One of the challenges I've found is ensuring that the user experience and therefore impact is placed at the right location to ensure the best value.
I was recently in discussions with a colleague expressing frustration that myself as a UX designer, wasn't being taken full advantage of. Their comment was that I should be influencing more of our overall capabilities (core large feature sets), rather than the "placement of a button" on a page.
And they're right.
A post written by Jonathan Courtney three years ago made reference to the fact that UX designers needed to be transitioning from simply making things look good and work well (even though still important), to understanding the business and product strategy. This, he argued, is a way to improve job prospects and gain important skills for the future.
I'd take it one step further. My opinion is it also ensure UX is placed at the right time in the design and development process.
My role essentially boils down to wanting to ensure these key items (in order) work together:
The danger I've found happening far too often, is that my engagement doesn't occur until such a point where I can't achieve the above. I can barely squeeze the business outcomes in (placing a button or element that ensures something can be sold or delivered), let alone make it work for the customer or make it work nicely together.

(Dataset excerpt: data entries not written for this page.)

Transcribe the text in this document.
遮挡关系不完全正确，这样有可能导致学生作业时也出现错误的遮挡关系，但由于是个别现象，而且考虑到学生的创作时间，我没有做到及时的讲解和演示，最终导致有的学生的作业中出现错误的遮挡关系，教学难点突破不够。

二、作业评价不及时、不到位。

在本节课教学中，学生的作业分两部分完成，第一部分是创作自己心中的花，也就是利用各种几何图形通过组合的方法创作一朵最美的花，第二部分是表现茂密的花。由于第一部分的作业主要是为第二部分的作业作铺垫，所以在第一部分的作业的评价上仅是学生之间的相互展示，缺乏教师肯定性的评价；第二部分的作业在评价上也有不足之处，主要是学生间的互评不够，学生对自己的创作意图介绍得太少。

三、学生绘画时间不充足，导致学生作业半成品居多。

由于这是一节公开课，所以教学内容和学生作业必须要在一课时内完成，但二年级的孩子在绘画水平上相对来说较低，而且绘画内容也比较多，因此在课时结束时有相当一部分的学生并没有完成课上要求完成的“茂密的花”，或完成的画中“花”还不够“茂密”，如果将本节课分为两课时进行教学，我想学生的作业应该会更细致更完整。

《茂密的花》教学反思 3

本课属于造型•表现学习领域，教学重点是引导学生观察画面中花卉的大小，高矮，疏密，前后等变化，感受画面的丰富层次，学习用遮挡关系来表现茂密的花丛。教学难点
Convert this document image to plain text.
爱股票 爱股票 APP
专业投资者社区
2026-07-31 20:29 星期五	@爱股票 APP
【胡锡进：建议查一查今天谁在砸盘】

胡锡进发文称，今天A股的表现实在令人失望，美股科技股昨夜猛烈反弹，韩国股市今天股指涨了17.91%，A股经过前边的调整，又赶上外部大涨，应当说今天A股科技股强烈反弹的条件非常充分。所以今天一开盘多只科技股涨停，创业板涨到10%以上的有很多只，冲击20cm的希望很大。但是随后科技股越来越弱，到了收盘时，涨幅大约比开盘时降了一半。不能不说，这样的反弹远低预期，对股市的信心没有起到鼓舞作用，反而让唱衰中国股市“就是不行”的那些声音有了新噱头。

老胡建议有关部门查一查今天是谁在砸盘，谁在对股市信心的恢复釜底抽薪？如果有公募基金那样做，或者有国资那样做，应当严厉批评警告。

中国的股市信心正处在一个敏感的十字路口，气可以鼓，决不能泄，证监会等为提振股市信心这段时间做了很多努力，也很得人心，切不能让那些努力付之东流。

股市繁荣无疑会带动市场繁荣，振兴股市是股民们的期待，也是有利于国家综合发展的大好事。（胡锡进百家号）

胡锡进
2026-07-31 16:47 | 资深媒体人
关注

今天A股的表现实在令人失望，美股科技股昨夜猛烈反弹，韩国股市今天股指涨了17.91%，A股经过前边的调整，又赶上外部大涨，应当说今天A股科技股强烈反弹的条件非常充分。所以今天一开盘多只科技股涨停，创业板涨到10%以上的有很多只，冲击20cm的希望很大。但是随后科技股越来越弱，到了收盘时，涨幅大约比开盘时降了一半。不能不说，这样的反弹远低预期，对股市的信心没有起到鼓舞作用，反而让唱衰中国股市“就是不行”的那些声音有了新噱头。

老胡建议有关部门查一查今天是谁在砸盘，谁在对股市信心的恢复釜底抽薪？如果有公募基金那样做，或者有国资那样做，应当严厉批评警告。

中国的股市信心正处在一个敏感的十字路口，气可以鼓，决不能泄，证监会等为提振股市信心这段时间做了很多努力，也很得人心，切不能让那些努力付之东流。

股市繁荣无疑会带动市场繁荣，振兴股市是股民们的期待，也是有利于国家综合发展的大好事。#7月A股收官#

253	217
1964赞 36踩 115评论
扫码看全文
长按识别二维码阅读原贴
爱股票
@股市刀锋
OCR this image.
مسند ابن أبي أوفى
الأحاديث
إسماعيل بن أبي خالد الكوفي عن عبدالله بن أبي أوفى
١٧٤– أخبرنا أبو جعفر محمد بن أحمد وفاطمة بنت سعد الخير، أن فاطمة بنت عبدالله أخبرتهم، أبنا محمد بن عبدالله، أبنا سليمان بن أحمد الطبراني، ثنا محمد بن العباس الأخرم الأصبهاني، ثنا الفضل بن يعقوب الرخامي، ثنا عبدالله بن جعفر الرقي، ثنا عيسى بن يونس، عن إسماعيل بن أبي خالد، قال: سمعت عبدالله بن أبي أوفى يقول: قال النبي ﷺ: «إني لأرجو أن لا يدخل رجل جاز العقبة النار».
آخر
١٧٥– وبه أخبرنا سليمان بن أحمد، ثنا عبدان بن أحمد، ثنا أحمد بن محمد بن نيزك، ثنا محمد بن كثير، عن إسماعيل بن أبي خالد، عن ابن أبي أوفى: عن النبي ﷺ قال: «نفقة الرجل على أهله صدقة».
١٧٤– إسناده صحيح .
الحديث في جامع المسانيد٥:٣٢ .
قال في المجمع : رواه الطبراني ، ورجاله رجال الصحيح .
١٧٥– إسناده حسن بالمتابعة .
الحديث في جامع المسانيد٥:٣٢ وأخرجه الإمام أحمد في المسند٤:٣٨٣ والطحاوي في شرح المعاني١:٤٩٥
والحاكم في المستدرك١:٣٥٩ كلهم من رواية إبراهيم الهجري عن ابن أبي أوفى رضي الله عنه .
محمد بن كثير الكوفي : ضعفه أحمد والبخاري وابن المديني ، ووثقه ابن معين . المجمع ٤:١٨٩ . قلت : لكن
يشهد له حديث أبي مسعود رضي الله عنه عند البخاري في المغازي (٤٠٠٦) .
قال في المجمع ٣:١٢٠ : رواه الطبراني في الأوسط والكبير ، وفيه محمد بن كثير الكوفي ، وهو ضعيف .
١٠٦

The further pit fall which follows this, is trying to make my life easier by taking away some of my decisions by dictating how something will work, so that I only have to "make it look good." This ignores the core premise of making it work together and making it work into the future. The rework required for short term thinking far outweighs any delay in a build process by ensuring you get the core elements correct.
This brings me to the point of this article: ensure experience designers are engaged early in the process- when a problem is first discussed. In fact, some would argue that if a company doesn't have workshoppers or agile coaches, the UX person should be running these sessions. And these sessions should be run several weeks ahead of build, to ensure the right amount of time to nail down the research, business and customer outcomes and therefore the way these can be made to work best together.
Following successful build, a designer should be enabled to give a go/no go decision based on the agreed definition of ready with an appropriate QA environment.
Now, don't get me wrong. We aren't about adding time to fast moving builds. We are about streamlining it. With the right amount of upfront research and thinking, it avoids countless hours of rework, rejection, confusion, "alignment" sessions and miss-matched data.